Shawn had thought about that. “That’s where my plan gets a little sticky. I figure we got about ninety more miles before we reach the sea, but we’ll be going a different direction from our group. The only way this works is if I fly low enough to avoid enemy radar. The upside is, flying that low will keep enemy fighters from getting below us for a shot.”

“That’ll work,” said Hatcher.

“But there’s a big downside,” said Shawn. “Once I go down on the deck, we’ll be flying too low for anyone to bail out. You follow me?”

“So it’s all or nothing,” said Manzini. “We bail out now, before we get too low, and we end up as POWs . . . maybe. We do it your way, and there’s no chance of bailing out anymore.”

“That’s right,” Shawn said. “But if we can keep this thing together, keep from getting too shot up, I can navigate us to a place I picked out near the coast of Holland. As best I can tell, it’s far away from any German bases. We might just have a chance of avoiding capture, steal a boat and get across the English Channel. But I’m not going to order anyone to do this. You guys have to decide. Anyone wants to play it safe, no hard feelings. You can bail out now, and the rest of us will just take our chances.”

For several moments, Shawn heard nothing but static and the drone of the three remaining engines.

“I’m in,” said Manzini.

“Me too,” said Adams.

“Not going anywhere,” said Hatcher from the tail spot.

“We’re with you,” said MacReady, his co-pilot. Davis and Ted O’Reilly, the navigator, weighed in the same.

“Okay, guys, then let’s do this,” Shawn said. “I’m calling it in. We’re officially pulling out. Look sharp. Things could get pretty rough here in a few minutes.”

As soon as Shawn pulled
Mama’s Kitchen
out of formation, as expected, the fighters came pouring in like hornets. They came in groups of three, it seemed from every angle. After their attacks, they’d peel off then come back around one at a time. All the while, their guns blazing. His crew called them out over the intercom—“Two o’clock high, see ’em? . . . Six o’clock, coming in straight and level . . . Nine o’clock, look out, comin’ out of the sun.” Each time, the guns from
Mama’s Kitchen
fired back. The noise was deafening. Shawn sat alone in the cockpit, trying hard to keep the plane on a steady dive away from the formation, shouting out reminders to his crew to conserve their ammo.

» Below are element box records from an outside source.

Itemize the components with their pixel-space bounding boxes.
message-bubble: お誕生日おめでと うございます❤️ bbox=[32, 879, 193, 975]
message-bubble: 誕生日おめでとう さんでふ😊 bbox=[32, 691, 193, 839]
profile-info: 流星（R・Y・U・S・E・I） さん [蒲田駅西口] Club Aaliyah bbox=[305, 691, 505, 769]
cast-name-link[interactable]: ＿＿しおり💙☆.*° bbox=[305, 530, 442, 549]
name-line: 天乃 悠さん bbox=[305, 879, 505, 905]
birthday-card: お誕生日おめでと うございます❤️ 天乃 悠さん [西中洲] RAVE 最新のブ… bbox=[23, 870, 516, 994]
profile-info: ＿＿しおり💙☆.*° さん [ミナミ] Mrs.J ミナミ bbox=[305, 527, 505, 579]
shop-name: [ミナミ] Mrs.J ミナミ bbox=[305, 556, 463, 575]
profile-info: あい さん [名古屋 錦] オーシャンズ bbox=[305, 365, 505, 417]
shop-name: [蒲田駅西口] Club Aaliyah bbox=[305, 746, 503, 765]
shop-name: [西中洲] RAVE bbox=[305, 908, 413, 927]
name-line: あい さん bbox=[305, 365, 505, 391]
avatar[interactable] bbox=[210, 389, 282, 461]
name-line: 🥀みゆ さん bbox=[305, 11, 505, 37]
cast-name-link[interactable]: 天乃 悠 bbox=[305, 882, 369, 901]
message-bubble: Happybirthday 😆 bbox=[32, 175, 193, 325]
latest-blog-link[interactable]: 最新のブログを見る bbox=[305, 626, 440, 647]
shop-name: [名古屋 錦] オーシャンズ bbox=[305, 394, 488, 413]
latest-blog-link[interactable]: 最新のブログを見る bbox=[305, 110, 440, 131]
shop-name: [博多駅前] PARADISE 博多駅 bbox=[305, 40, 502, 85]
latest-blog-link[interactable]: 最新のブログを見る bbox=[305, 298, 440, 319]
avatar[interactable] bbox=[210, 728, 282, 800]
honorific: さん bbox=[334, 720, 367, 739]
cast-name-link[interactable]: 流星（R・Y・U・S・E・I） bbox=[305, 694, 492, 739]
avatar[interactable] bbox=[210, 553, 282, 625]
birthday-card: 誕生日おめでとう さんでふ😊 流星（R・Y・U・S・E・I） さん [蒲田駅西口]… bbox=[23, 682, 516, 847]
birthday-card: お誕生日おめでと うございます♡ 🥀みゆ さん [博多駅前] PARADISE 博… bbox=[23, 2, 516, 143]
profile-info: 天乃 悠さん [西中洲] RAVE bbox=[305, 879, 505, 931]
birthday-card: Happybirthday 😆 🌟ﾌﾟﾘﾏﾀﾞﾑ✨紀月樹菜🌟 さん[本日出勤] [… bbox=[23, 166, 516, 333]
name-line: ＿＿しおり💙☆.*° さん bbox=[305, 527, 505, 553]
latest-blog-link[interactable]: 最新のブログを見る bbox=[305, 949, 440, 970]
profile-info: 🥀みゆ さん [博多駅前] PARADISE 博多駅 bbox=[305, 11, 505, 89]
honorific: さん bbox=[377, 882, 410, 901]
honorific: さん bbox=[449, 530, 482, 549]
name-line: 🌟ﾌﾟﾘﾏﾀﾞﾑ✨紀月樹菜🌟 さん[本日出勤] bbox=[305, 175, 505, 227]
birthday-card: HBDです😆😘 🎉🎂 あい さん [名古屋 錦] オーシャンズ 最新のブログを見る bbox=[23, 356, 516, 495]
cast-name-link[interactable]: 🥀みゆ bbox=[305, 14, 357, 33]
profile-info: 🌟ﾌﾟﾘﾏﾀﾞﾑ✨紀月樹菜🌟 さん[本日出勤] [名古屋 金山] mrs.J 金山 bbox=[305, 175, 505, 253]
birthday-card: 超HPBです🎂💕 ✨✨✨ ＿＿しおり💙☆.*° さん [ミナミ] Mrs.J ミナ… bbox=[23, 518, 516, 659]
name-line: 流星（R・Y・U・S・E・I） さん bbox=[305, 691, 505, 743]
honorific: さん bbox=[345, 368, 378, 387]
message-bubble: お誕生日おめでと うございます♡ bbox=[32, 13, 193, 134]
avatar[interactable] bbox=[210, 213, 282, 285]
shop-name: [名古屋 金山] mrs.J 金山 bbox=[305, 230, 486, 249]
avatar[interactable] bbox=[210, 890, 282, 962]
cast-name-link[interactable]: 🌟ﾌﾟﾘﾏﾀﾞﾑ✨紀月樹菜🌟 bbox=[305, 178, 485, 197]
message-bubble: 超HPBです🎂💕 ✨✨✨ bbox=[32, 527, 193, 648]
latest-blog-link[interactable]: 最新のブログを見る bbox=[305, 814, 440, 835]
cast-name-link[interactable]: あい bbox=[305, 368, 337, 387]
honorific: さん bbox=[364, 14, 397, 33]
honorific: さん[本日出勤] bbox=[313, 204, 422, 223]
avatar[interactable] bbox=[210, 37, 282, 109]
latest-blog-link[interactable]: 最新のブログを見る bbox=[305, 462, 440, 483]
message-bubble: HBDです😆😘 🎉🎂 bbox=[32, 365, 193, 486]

It was the scariest twenty minutes of his life.

He looked up and saw dozens of B-17s growing smaller and smaller, fading in the distance. Would he ever see any of them again?

As he banked, he glanced at the ground below. At least a dozen large bonfires burned across the countryside, heaving thick black clouds into the sky. Shawn realized the fuel for these fires were other B-17s, shot down on the way in to Bremen. The sight soured his stomach. After a few moments, the radios and guns of
Mama’s Kitchen
went silent. “How’s it looking, guys?” Shawn asked. “Somebody talk to me. Everyone okay?”